À l'heure de la promo à tout crin ; des tentatives de l'industrie musicale d'en redevenir une justement, de celles de certains labels indés de devenir de mini-major et de faire de l'indépendance une indé-tendance, il est encore quelques irréductibles qui n'ont pour seul objectif que le travail bien fait dans un esprit frondeur et réfractaire aux modes, se souciant à peine des chiffres de ventes ou de l'écho médiatique qu'engendrera leur production.

De cette école, Steve Albini est sans doute le grand inspirateur, l'ayatollah le plus incorruptible, la statue du commandeur, à l'origine, d'ailleurs, d'un paradoxe : en s'érigeant contre le système, en cultivant une épure sonore et des méthodes de travail bien à lui, Albini a permis à nombre de groupes d'en devenir des figure indéboulonnables sans pour autant perdre leur âme.

Des Pixies à Nirvana, de PJ Harvey à Godspeed you ! Black Emperor, tous ont eu le pied à l'étrier après qu'un passage dans le studio du producteur chicagoan leur a permis d'accoucher d'œuvres marquantes mais sèches comme des coups de trique.

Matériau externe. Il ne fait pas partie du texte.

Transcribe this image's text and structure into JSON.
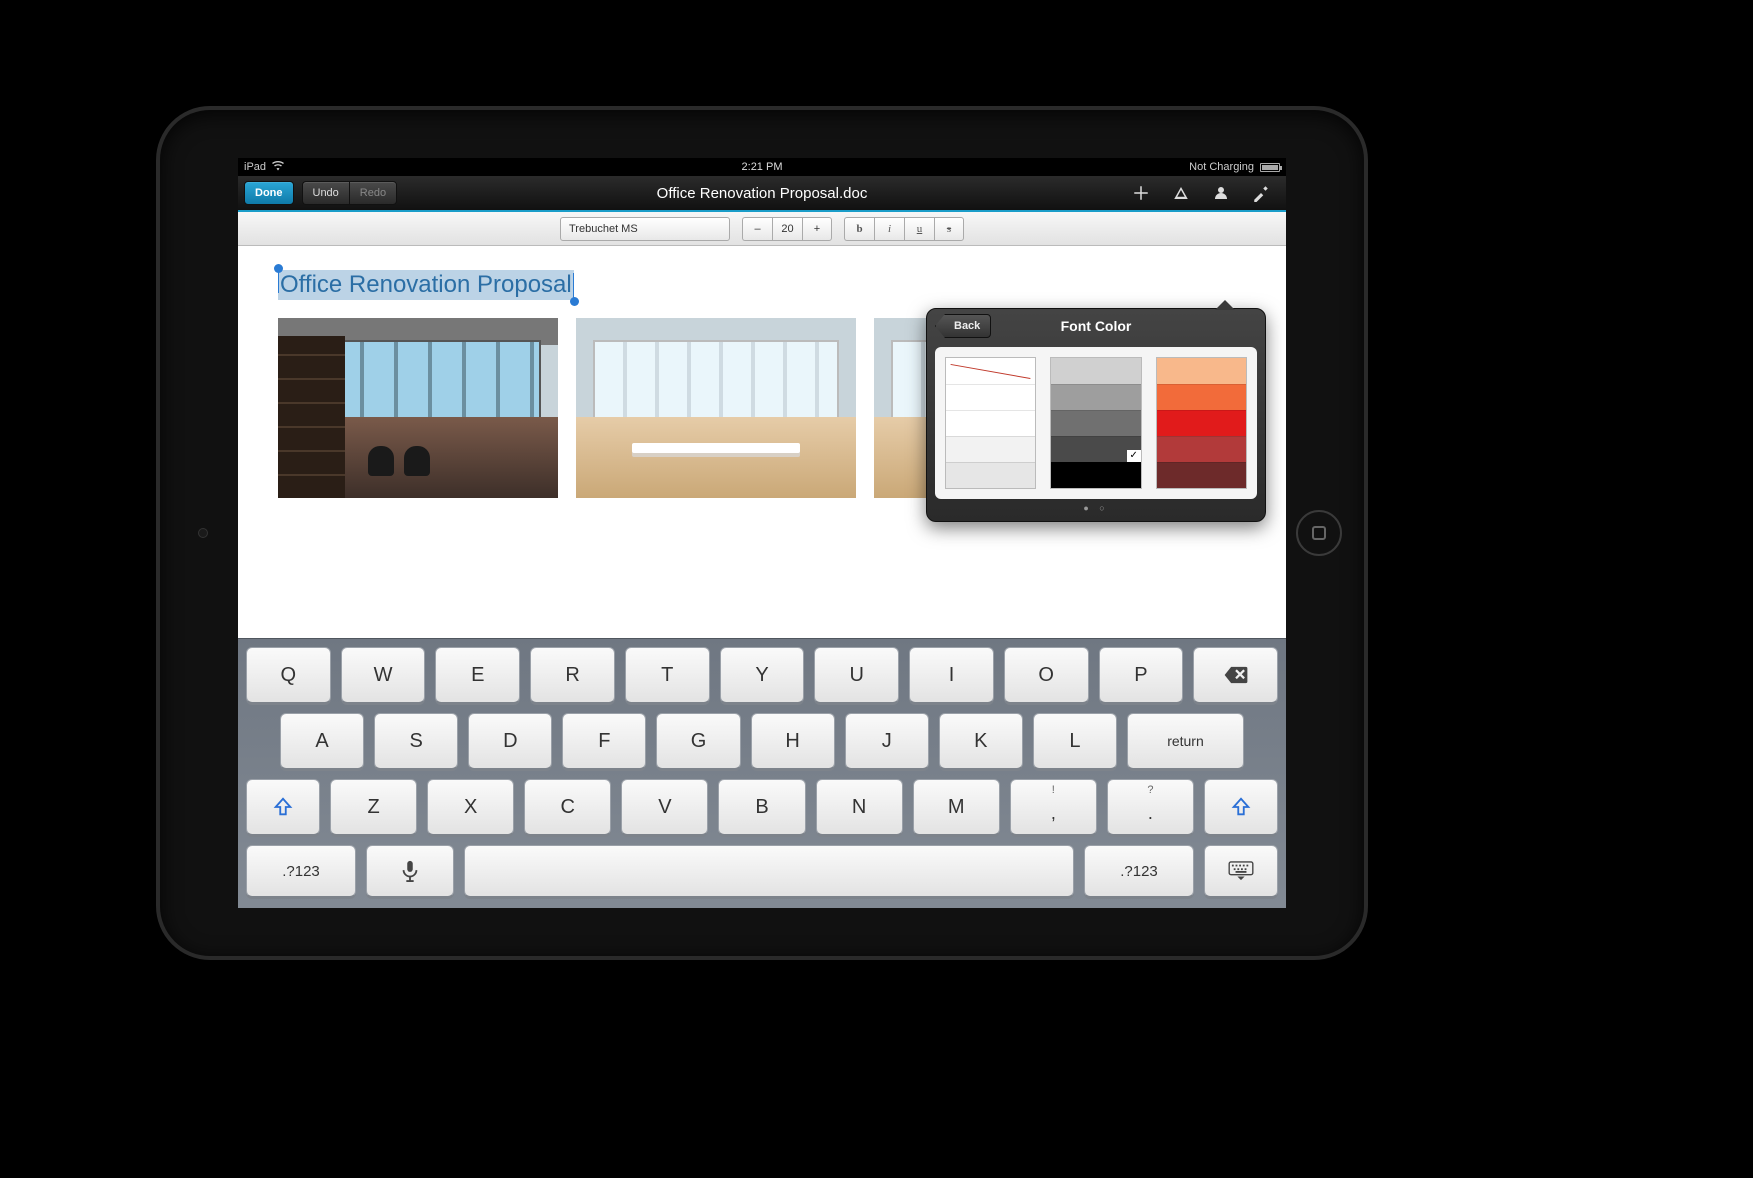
{
  "status": {
    "device": "iPad",
    "time": "2:21 PM",
    "charge": "Not Charging"
  },
  "nav": {
    "done": "Done",
    "undo": "Undo",
    "redo": "Redo",
    "title": "Office Renovation Proposal.doc"
  },
  "fmt": {
    "font": "Trebuchet MS",
    "size": "20",
    "b": "b",
    "i": "i",
    "u": "u",
    "s": "s",
    "minus": "–",
    "plus": "+"
  },
  "doc": {
    "heading": "Office Renovation Proposal"
  },
  "popover": {
    "back": "Back",
    "title": "Font Color",
    "col1": [
      {
        "c": "none"
      },
      {
        "c": "#ffffff"
      },
      {
        "c": "#ffffff"
      },
      {
        "c": "#f2f2f2"
      },
      {
        "c": "#e6e6e6"
      }
    ],
    "col2": [
      {
        "c": "#d0d0d0"
      },
      {
        "c": "#9e9e9e"
      },
      {
        "c": "#707070"
      },
      {
        "c": "#4a4a4a",
        "sel": true
      },
      {
        "c": "#000000"
      }
    ],
    "col3": [
      {
        "c": "#f8b88b"
      },
      {
        "c": "#f26b3a"
      },
      {
        "c": "#e11b1b"
      },
      {
        "c": "#b23a3a"
      },
      {
        "c": "#6d2a2a"
      }
    ]
  },
  "kbd": {
    "row1": [
      "Q",
      "W",
      "E",
      "R",
      "T",
      "Y",
      "U",
      "I",
      "O",
      "P"
    ],
    "row2": [
      "A",
      "S",
      "D",
      "F",
      "G",
      "H",
      "J",
      "K",
      "L"
    ],
    "row3": [
      "Z",
      "X",
      "C",
      "V",
      "B",
      "N",
      "M"
    ],
    "punct1": {
      "alt": "!",
      "main": ","
    },
    "punct2": {
      "alt": "?",
      "main": "."
    },
    "return": "return",
    "nums": ".?123"
  }
}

L'une des raisons pour laquelle, au-delà de la pureté musicale fournie par ce producteur en bleu de chauffe, fervent défenseur de l'enregistrement analogique, nombre de groupes n'ont cessé de venir frapper à sa porte pour produire un album estampillé "Made in Albinie".

Anti-rock star

Lui, bien sûr, se moque autant de la gloire qu'il pourrait en retirer que des royalties de ses ouailles. S'agissant de ses propres formations, le musicien Albini applique les mêmes méthodes mais avec plus de radicalité encore, comme en témoigne le trio Shellac (un modèle pour tous les partisans du noise rock) : une production erratique (mélodies réduites à leur plus simple expression, rythmiques martiales entre post-rock et math-punk, guitares catatoniques ou grinçantes), un refus de toute forme de promotion voire de se montrer, et la volonté farouche, malgré sa réputation, de ne pas entrer dans la peau d'une rock star.

Le groupe est en effet connu pour sa rareté tant discographique (5 albums en 25 ans) que sur scène – aucune tournée n'est jamais programmée, tout juste quelques concerts, sans crier gare, histoire de s'aérer la tête. Rien de mieux, pour faire naître, à son corps défendant, un mystère qui fait tout le sel de Shellac et d'un Albini qui, s'il refuse à tout crin d'être une star du rock, en incarne l'esprit dans sa forme la plus pure par sa manière, jamais revendiquée, d'être anti.